Spain’s socialist party (PSOE) has struck a deal with Catalan separatist party Junts per Catalunya that could pave the way for acting prime minister Pedro Sánchez to form a coalition government as early as next week.
Speaking in Brussels, the PSOE’s organisational secretary Santos Cerdán said the deal was a “historical opportunity to resolve a conflict that can only be resolved through politics.”
Cerdán assured his party was “very happy” with the deal despite the difficult nature of negotiations, which have taken place in Belgium where Junts’ exiled leader Carles Puigdemont resides.
Puigdemont, speaking from the same spot in Brussels where he first addressed the public following his exile in 2017, said that his party and PSOE shared the objective of “contributing to the resolution of the historic conflict between Catalonia and Spain,” adding that Junts was entering an “unprecedented new phase” which the party would “explore and exploit.”
In the pact, the parties say that despite their “profound differences,” Junts will offer seven of its votes to back a Sánchez-led government in exchange for a controversial amnesty for Catalan politicians and activists who participated in a failed attempt at secession from Spain in 2017.
July’s inconclusive general election left no clear road to government for neither the right- nor left-wing coalition, but with Junts’ seven votes Sánchez can muster sufficient support to pass the 176-seat majority benchmark in an investiture vote.
The deal has drawn fierce criticism from opposition parties, who accuse Sánchez of undermining the rule of law by absolving crimes including embezzlement and maladministration for political gains.
The leaders of both the centre-right Partido Popular (PP) and the far-right Vox party have announced they will make statements to the press later on Thursday afternoon.
Dolors Montserrat, spokesperson for the PP in the European Parliament, said on social media platform X that the move marked the “beginning of the end of rule of law” in Spain, and vowed her party would continue to denounce the agreement in the European Union.
But Spain’s acting deputy prime minister and Sánchez’s coalition partner Yolanda Díaz said on social media platform X that after difficult months, “serenity and coexistence” had won over hate.
Violent protests have taken place in Spanish cities over the past few days, with smaller demonstrations also seen in the Belgian capital where the deal was announced.
According to the deal unveiled Thursday, Junts maintains the legitimacy of the referendum on Catalonia’s independence from Spain held in October 2017 and the ensuing declaration of independence, which the socialists consider legally null.

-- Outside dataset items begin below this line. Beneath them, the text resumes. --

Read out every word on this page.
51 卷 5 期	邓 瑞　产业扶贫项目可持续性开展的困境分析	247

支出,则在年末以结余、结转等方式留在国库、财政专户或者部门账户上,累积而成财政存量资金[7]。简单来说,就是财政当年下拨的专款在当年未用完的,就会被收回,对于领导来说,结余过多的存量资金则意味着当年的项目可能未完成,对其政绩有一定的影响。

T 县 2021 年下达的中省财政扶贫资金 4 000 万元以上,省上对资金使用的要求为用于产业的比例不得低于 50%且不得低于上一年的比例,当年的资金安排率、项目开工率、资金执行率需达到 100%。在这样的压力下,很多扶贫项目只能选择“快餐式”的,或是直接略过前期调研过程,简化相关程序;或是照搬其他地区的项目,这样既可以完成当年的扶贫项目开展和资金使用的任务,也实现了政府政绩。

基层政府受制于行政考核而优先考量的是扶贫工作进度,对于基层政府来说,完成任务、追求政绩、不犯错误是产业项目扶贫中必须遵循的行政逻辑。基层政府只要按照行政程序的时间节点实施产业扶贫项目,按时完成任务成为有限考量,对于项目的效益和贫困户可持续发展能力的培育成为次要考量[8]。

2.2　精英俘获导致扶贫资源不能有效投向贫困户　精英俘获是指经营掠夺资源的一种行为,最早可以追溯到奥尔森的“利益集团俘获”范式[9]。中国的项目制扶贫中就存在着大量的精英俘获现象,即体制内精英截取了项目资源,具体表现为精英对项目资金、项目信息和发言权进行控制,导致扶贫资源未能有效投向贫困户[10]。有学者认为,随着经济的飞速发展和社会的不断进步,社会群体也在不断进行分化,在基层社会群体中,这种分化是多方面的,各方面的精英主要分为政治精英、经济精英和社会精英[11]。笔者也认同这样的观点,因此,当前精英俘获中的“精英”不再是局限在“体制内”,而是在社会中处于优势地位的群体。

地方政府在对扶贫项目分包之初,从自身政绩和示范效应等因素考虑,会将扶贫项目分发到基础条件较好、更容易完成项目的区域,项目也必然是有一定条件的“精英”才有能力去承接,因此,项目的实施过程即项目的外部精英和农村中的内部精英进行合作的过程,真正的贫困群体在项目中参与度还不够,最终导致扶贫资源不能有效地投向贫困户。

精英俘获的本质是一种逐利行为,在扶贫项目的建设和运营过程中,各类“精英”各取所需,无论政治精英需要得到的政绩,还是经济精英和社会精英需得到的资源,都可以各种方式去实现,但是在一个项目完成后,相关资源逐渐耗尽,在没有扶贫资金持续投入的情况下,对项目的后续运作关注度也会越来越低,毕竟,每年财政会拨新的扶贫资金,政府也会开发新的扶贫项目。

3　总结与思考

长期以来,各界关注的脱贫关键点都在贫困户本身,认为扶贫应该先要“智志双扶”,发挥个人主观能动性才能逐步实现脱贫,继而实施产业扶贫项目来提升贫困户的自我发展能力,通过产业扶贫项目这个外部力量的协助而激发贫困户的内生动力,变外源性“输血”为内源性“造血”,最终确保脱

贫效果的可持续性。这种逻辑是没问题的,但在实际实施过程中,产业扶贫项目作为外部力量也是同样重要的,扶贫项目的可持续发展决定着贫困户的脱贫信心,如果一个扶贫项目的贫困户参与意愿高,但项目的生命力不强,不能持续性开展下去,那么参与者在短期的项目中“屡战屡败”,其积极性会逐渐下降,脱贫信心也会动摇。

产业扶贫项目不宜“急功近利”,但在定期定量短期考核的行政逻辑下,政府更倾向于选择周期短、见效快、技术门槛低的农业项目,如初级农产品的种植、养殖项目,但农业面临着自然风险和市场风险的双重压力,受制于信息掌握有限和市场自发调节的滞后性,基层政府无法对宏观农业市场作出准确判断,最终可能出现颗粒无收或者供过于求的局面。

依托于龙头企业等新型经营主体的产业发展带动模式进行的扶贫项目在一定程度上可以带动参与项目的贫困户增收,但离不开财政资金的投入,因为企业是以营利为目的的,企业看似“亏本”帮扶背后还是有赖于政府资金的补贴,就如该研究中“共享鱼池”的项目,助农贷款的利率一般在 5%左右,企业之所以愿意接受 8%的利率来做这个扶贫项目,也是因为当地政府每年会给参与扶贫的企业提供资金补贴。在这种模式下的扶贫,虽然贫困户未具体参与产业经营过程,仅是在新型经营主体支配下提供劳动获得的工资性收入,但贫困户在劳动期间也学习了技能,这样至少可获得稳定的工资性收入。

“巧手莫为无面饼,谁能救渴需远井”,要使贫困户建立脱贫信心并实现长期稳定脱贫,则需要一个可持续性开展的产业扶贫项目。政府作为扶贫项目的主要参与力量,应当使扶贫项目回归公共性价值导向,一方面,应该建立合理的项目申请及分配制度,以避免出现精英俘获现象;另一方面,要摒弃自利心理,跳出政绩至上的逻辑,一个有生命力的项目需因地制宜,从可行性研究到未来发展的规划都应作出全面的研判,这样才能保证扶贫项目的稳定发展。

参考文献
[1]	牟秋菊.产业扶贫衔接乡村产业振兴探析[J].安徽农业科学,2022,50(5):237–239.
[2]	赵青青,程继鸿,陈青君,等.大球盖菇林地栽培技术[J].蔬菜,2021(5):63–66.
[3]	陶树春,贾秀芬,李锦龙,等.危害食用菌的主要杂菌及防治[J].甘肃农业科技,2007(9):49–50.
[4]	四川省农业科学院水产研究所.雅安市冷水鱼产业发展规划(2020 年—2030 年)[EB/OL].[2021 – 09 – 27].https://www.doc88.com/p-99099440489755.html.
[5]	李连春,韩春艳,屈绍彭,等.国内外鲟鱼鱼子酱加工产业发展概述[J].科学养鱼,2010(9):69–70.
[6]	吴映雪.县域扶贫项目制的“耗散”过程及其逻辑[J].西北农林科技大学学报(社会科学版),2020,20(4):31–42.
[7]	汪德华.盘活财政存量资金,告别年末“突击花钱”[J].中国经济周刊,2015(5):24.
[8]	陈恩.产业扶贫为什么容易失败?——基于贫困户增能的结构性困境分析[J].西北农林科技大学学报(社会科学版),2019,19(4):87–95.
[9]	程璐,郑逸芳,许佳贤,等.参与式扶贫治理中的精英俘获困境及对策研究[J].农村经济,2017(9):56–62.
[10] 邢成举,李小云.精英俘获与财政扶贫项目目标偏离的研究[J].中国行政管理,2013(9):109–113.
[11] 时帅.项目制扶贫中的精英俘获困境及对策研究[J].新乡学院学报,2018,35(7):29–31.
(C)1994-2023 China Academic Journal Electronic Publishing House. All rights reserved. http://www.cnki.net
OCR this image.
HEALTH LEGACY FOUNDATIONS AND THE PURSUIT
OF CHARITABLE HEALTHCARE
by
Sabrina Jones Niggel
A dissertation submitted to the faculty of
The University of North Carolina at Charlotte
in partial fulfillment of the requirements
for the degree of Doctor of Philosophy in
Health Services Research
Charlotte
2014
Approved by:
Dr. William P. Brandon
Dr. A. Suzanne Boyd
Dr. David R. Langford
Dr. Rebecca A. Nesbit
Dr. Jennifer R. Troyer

But despite what the text describes as “mutual distrust” between both parties, they have agreed to enter a new phase of cooperation to ensure Sánchez can govern for a second term.
In an unexpected intervention, EU justice commissioner Didier Reynders addressed a letter to Spanish ministers on Wednesday requesting more information on the possible amnesty law amid “serious concerns.” The Commission had been contacted by “a large number of citizens,” the letter says.
In response, Spain’s Presidency Minister Félix Bolaños said that the amnesty bill was a proposal from the parliamentary groups, and that the current caretaker status of the government prevented it from submitting bills to the parliament.